No. I don't see any evidence that the addition of a pressor would improve the state. We've got what appears to be an electrical problem, perhaps due to extreme vagal tone (Bezold-Jarisch). If this weren't a narrow complex rhythm I'd move more towards those treatments though.


What about decreased blood flow to the SA and AV nodes causing the slow rate and conduction delay? With such a slow atrial rate would atropine just decrease the 1* AV block and speed up the AV nodal conduction? Or would it actually increase the SA rate therefore increasing the HR?
 
What about decreased blood flow to the SA and AV nodes causing the slow rate and conduction delay?

That dramatic of an effect would be unusual from systemic hypotension. Local perfusion problems (e.g. occlusion) are more often the cause of myocardial ischemia. (Systemic hypoxia can annoy the heart though.) Probably the MI in this case.
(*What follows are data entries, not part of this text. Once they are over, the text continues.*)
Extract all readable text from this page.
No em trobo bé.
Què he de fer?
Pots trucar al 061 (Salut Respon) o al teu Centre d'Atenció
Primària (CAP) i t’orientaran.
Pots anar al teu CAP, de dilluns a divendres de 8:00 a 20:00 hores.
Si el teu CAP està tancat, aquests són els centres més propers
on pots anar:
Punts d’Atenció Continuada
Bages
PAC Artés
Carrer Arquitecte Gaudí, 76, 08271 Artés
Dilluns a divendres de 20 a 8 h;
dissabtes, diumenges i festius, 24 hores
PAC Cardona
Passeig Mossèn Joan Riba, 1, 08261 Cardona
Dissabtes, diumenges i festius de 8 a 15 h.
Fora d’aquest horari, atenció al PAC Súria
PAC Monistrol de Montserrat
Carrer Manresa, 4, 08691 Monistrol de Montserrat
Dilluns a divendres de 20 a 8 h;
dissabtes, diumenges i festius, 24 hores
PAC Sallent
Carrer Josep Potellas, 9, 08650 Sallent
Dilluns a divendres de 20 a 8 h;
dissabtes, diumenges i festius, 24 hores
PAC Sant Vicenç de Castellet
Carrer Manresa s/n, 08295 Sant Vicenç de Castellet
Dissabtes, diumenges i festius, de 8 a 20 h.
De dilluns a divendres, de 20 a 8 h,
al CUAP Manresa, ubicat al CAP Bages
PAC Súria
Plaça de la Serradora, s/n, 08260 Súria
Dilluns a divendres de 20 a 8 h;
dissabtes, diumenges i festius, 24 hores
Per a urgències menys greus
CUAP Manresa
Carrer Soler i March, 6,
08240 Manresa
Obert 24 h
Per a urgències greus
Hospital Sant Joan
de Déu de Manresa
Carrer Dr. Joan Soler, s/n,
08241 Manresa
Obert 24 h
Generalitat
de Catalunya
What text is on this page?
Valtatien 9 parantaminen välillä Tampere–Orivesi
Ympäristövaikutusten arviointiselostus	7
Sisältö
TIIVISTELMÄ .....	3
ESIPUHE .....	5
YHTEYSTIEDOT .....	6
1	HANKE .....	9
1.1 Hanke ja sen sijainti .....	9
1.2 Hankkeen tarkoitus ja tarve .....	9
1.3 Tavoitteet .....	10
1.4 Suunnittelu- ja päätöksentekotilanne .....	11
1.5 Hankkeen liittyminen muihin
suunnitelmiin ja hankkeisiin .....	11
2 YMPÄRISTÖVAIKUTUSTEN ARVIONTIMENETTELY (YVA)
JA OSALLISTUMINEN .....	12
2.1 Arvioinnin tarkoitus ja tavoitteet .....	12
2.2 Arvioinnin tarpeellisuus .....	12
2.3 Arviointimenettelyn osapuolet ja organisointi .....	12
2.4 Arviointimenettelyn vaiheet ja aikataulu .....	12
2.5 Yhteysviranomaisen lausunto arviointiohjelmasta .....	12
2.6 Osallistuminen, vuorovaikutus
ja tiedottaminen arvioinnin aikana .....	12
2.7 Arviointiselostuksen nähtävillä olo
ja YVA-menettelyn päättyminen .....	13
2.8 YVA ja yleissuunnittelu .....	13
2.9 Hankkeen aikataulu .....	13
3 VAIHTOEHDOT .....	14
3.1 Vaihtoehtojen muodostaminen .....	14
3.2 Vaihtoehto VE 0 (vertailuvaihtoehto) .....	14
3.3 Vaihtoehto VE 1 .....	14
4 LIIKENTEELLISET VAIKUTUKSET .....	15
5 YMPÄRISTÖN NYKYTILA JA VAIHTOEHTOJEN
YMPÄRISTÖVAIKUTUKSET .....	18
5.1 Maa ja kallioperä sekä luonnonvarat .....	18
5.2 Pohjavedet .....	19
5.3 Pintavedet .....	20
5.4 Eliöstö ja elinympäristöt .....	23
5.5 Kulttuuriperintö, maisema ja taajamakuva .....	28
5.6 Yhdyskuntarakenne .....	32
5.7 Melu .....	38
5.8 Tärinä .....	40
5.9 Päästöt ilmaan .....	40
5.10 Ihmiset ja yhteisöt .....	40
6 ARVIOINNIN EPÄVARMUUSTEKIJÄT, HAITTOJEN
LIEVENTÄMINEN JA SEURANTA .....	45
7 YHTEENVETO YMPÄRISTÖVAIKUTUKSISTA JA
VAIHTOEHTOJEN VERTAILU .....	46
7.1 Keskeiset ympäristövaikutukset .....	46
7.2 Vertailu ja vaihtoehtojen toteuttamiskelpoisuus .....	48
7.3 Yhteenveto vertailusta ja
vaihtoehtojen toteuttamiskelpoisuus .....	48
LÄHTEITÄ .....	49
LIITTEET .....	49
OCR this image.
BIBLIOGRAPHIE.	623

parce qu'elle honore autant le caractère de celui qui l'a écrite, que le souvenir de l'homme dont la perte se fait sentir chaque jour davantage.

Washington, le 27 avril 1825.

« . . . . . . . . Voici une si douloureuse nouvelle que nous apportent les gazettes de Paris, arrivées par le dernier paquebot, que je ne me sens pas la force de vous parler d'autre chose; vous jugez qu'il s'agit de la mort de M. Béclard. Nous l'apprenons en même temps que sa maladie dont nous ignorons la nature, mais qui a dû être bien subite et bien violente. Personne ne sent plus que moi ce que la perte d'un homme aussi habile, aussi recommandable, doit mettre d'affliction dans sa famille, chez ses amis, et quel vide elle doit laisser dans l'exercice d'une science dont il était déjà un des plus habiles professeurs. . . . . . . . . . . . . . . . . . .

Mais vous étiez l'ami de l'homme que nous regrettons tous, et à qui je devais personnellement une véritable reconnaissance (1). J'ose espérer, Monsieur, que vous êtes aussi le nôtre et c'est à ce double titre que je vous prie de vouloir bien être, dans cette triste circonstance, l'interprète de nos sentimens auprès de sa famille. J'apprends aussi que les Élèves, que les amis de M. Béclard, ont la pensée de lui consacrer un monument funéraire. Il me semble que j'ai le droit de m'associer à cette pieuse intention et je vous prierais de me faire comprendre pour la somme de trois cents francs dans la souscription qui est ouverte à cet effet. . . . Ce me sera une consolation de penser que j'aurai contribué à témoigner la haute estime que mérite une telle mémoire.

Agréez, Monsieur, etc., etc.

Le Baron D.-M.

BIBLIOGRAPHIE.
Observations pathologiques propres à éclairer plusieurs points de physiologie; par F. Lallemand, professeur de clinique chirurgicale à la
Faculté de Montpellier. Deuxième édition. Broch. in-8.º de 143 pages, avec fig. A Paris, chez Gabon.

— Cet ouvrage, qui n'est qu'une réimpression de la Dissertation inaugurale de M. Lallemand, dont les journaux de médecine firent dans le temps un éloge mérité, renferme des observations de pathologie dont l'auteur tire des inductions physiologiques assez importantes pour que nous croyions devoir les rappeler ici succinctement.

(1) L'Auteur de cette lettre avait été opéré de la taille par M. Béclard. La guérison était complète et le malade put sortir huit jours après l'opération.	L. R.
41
With such a slow atrial rate would atropine just decrease the 1* AV block and speed up the AV nodal conduction? Or would it actually increase the SA rate therefore increasing the HR?

The most important effect would be on the SA node. Possibly you could get rid of the block, but it's neither here nor there since a 1st degree block never killed nobody.
 
What about decreased blood flow to the SA and AV nodes causing the slow rate and conduction delay? With such a slow atrial rate would atropine just decrease the 1* AV block and speed up the AV nodal conduction? Or would it actually increase the SA rate therefore increasing the HR?

That's a reasonable assumption given the distribution of ST-elevation and likely infarct related artery. I'm not concerned about shortening the delay in the 1AVB, but instead increasing the rate.